Her story goes on to explain how many companies, large and small, have sprung up to offer ways for the elderly to stay in their homes and avoid moving into a nursing home, by allowing their adult children to keep tabs on them.
REM sleep disorder may signal dementia, Parkinson’s disease
July 28, 2010
My Dad for years had these crazy sleep patterns, where he’d startle just as he hit REM, the Rapid Eye Movement stage of sleep.
Of course I thought about that as I read of a new study in the journal, Neurology showing that an REM sleep disorder may signal dementia or Parkinson’s disease up to 50 years before the disorders are diagnosed. For the study, researchers used Mayo Clinic records for 27 patients who experienced REM sleep behavior disorder for at least 15 years before developing one of three conditions: Parkinson’s disease, dementia with Lewy bodies or multiple system atrophy, a disorder that causes symptoms similar to Parkinson’s disease.
The study found that the time between the start of the sleep disorder and the symptoms of the neurologic disorders ranged up to 50 years, with an average span of 25 years. Of the participants, 13 were diagnosed with dementia, 13 others were diagnosed with Parkinson’s disease and one person was diagnosed with multiple system atrophy.
“Our findings suggest that in some patients, conditions such as Parkinson’s disease or dementia with Lewy bodies have a very long span of activity within the brain and they also may have a long period of time where other symptoms aren’t apparent,” said study author Dr. Bradley F. Boeve. His work did not give an indication how many people with REM disorder may go on to develop Parkinson’s or dementia.
More studies showing exercise can help stave off dementia, Alzheimer’s
July 14, 2010
Encouraging research being shared at the International Conference on Alzheimer’s Disease in Honolulu this week shows that exercise may be a powerful antidote to cognitive decline in Alzheimer’s and other dementias.

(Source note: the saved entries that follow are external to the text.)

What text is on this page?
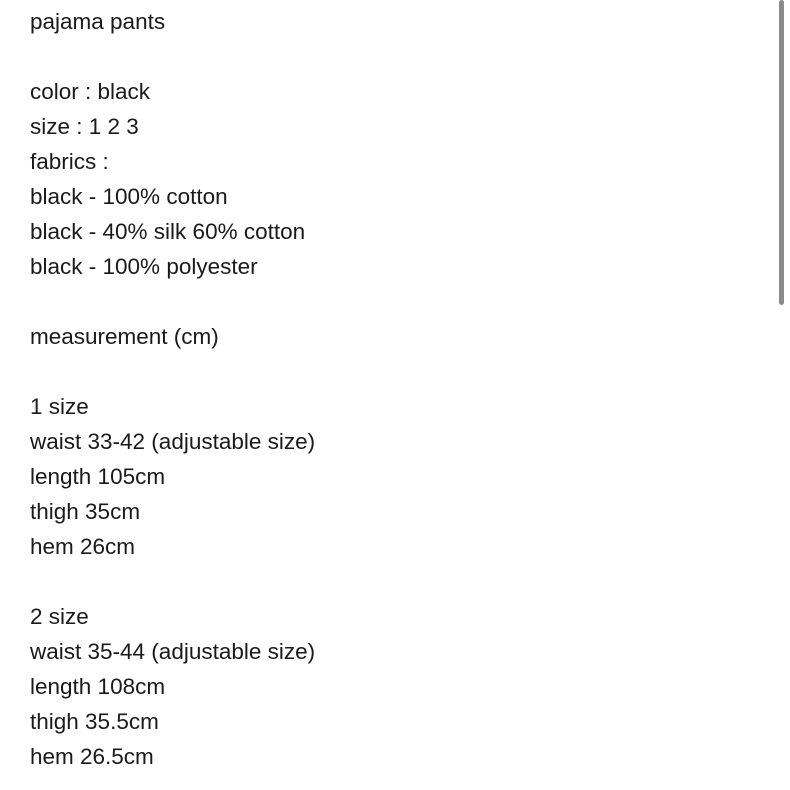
pajama pants
color : black
size : 1 2 3
fabrics :
black - 100% cotton
black - 40% silk 60% cotton
black - 100% polyester
measurement (cm)
1 size
waist 33-42 (adjustable size)
length 105cm
thigh 35cm
hem 26cm
2 size
waist 35-44 (adjustable size)
length 108cm
thigh 35.5cm
hem 26.5cm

Physical activity has long been related to cognitive decline, through several long-term epidemiological studies, but up until now, published research has not been consistent, and several large studies failed to show an association. Most of the studies followed participants for fewer than six years and/or lacked substantial follow-up. In fact, a panel convened by the National Institutes of Health recently reported that no proof exists for ways of preventing dementia.

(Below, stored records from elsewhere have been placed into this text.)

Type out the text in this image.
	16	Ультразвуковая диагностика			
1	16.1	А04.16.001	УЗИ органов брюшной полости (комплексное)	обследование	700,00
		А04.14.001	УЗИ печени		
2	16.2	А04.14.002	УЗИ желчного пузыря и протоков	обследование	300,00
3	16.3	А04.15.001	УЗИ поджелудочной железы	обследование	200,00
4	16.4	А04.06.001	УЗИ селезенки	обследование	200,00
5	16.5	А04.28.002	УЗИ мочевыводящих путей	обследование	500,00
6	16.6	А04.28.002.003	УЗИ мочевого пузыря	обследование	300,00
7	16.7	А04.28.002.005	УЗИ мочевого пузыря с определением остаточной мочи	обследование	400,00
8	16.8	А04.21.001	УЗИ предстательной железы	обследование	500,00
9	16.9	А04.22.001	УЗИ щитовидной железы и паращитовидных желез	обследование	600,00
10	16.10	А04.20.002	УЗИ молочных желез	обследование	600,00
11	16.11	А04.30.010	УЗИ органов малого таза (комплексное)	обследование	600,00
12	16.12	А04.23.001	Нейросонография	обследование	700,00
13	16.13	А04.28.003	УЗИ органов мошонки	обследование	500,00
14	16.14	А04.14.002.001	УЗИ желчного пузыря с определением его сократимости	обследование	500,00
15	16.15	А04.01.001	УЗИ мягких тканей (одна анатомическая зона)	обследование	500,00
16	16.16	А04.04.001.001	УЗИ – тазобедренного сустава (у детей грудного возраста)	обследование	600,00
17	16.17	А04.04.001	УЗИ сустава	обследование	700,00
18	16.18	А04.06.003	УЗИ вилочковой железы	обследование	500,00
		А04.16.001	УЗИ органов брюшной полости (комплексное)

Researchers have yearned for a long-term study of people within the age brackets at higher risk for developing Alzheimer’s, in order to show a true relationship between exercise and cognitive decline. The Framingham Study, a population-based study that has followed participants residing in the town of Framingham, Massachusetts since 1948 for cardiovascular risk factors, is one such study, and it is now also tracking cognitive performance.
In work presented in Honolulu, Dr. Zaldy Tan of Boston’s Brigham and Women’s Hospital and Harvard Medical School, and colleagues, estimated the levels of 24-hour physical activity of more than 1,200 elderly participants from the Framingham Study. They included 742 females, within five years of age 76 in 1986 and 1987, and followed them for the development of dementia. They divided the participants into five groups based on level of physical activity, from lowest (Q1) to highest (Q5).

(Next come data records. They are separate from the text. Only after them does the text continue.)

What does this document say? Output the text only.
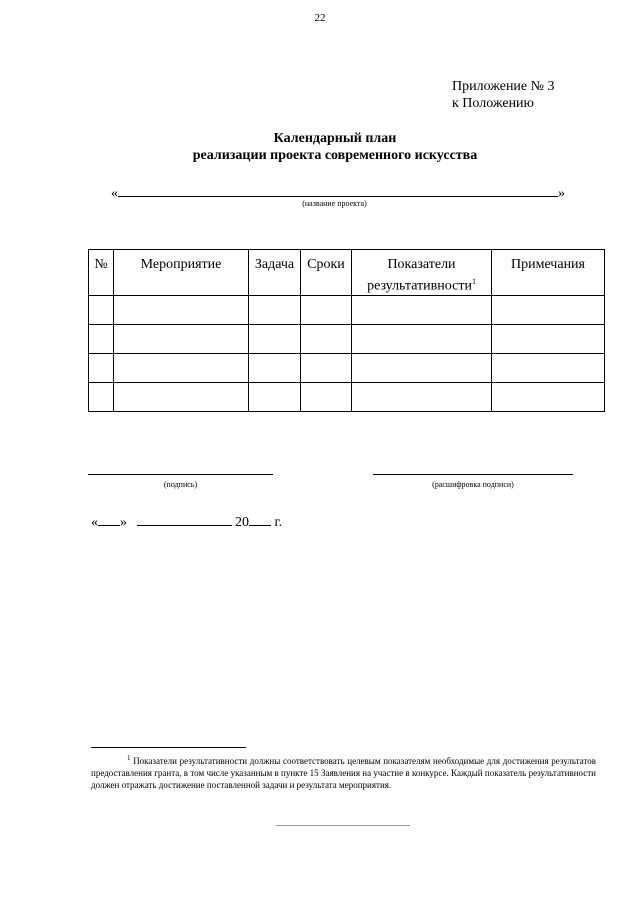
22
Приложение № 3
к Положению
Календарный план
реализации проекта современного искусства
«	»
(название проекта)
№	Мероприятие	Задача	Сроки	Показатели результативности$^1$	Примечания

(подпись)	(расшифровка подписи)
« »	20 г.
$^1$ Показатели результативности должны соответствовать целевым показателям необходимые для достижения результатов предоставления гранта, в том числе указанным в пункте 15 Заявления на участие в конкурсе. Каждый показатель результативности должен отражать достижение поставленной задачи и результата мероприятия.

Over two decades of follow-up, 242 of the women developed dementia, including 193 with Alzheimer’s. The researchers found that participants who performed moderate to heavy levels of physical activity had about a 40 percent lower risk of developing any type of dementia. Further, people who reported the lowest levels of physical activity were 45 percent more likely to develop any type of dementia compared to those who reported higher levels of activity.
“This is the first study to follow a large group of individuals for this long a period of time,” Tan says in a news release. “It suggests that lowering the risk for dementia may be one additional benefit of maintaining at least moderate physical activity, even into the eighth decade of life.”